By the final report, 14 of the 19 members supported the 1mg/L bottom line. Five dissented, most of whom said they did not believe the data was sufficient to justify the limit. Three were scientists at Niwa.
Part of the explanation, the EDS report concludes, is the different backgrounds of the scientists. Some were in academia and had a clear view of the recent science, while others had closer links to local authorities and would have been mindful of the difficulties in implementing policy.
While the diversity of views made for robust discussion, it – alongside the historical difficulties in accessing and using reliable data – increased the amount of scientific uncertainty, which government and agency officials were not always well-equipped to manage.
In the end, it appeared a mixture of economic considerations, scientific uncertainty, and the looming Covid-19 response was responsible for the nitrogen limit not passing muster, the report concludes.
Several of the dissenting scientists told the report’s authors that, given more time, there may have been agreement. It suggested that the quick policy process – moulded to fit election cycles and political momentum – was not a suitable environment for robust, science-driven policy, Koolen-Bourke says.
“The certainty issue seemed like a big barrier that just needed more time.
“I think there was a bit of frustration around the speed of the process, and the adequacy of the data that was there which kind of undermined the ability to get agreement in more detail.”
Although there were flaws, the process was a significant improvement on previous attempts at freshwater reform. The role scientists played was valuable, and there was a high degree of integration with officials, which was reflected in their advice.

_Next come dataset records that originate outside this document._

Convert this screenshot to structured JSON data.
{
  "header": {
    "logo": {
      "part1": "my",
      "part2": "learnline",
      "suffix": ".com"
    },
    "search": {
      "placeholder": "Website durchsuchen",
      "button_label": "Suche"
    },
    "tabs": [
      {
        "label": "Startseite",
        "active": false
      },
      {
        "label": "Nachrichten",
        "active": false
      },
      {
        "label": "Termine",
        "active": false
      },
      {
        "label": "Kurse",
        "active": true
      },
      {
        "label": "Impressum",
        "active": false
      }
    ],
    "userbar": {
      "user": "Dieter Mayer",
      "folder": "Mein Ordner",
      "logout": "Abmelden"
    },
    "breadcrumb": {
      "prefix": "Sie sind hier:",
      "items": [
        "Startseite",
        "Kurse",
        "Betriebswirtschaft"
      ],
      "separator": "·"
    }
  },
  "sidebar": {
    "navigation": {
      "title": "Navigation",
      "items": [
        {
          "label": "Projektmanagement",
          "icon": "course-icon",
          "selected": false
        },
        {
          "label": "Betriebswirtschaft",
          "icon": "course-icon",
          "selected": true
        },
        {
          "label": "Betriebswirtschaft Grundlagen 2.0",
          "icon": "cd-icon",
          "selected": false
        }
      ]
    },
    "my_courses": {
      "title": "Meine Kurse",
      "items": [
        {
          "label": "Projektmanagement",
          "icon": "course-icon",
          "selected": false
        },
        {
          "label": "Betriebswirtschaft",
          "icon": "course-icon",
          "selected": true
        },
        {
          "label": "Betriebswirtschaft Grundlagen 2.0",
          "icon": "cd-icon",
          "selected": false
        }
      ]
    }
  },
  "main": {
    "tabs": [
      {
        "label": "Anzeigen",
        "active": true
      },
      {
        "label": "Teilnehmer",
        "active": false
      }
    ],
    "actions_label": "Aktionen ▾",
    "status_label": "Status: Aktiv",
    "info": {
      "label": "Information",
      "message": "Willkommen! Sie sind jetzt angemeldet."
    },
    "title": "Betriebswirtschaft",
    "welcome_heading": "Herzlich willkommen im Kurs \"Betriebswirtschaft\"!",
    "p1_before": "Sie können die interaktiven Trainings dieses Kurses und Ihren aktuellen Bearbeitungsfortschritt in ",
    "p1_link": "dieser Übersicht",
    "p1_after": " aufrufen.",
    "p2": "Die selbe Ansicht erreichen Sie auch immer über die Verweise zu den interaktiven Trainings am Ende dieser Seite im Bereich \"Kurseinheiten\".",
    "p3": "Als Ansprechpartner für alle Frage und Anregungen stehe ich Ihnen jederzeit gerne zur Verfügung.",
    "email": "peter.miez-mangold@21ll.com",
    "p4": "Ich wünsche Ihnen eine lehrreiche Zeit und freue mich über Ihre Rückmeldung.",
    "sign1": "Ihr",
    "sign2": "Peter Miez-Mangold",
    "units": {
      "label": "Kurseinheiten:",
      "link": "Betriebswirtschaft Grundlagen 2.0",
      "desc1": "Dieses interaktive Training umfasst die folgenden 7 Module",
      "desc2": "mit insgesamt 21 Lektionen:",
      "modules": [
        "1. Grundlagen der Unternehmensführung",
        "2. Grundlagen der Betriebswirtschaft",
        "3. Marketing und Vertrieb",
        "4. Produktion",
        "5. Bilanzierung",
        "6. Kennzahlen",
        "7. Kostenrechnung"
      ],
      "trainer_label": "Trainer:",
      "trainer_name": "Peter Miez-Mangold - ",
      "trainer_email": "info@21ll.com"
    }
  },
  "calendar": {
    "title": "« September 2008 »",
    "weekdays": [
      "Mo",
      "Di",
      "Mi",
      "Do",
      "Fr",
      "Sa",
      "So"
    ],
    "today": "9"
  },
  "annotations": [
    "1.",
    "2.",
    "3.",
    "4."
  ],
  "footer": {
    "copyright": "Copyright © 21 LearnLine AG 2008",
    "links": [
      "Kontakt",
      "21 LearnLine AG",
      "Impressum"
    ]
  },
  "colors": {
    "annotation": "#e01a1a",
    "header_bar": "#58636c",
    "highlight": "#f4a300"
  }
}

Rules around nitrogen did change – the existing 6.9mg/L limit for nitrate toxicity was lowered to 2.4mg/L, giving more protection to aquatic life from the direct effects of toxicity (but not the impacts of nitrogen on broader ecosystem health).
A concept called Te Mana o Te Wai, which existed in previous freshwater rules, was strengthened. Local authorities must now consider the health of freshwater first, before economic and social needs. It has already changed how some communities approach water management.
The new standards also introduced stronger protections for wetlands and requirements for monitoring and reporting freshwater quality. It will take several years before the impact of all of this can be measured.
In the future, there should be a greater focus on policy implementation, which was a notable gap in this case, Koolen-Bourke says.
Broadly, there needed to be more support for building a scientific basis in policy – gathering data, supporting the scientists involved in policy, and being less constrained by the electoral cycle and regulatory measures that focus on economic costs over sustainability.
“It leaves a lot of questions. If our monitoring systems and the science funding framework had been better, if there was a lot more data available and there was more time, and if systems support processes had been in place, would we have been able to make even more progress?” Koolen-Bourke says.
“By the time these processes get up and running … there’s only about 18 months for what can be a really huge workload. None of the scientists are paid for that work – they do it out of the goodness of their hearts, really. We wouldn’t treat economists, or the legal advice, like that.”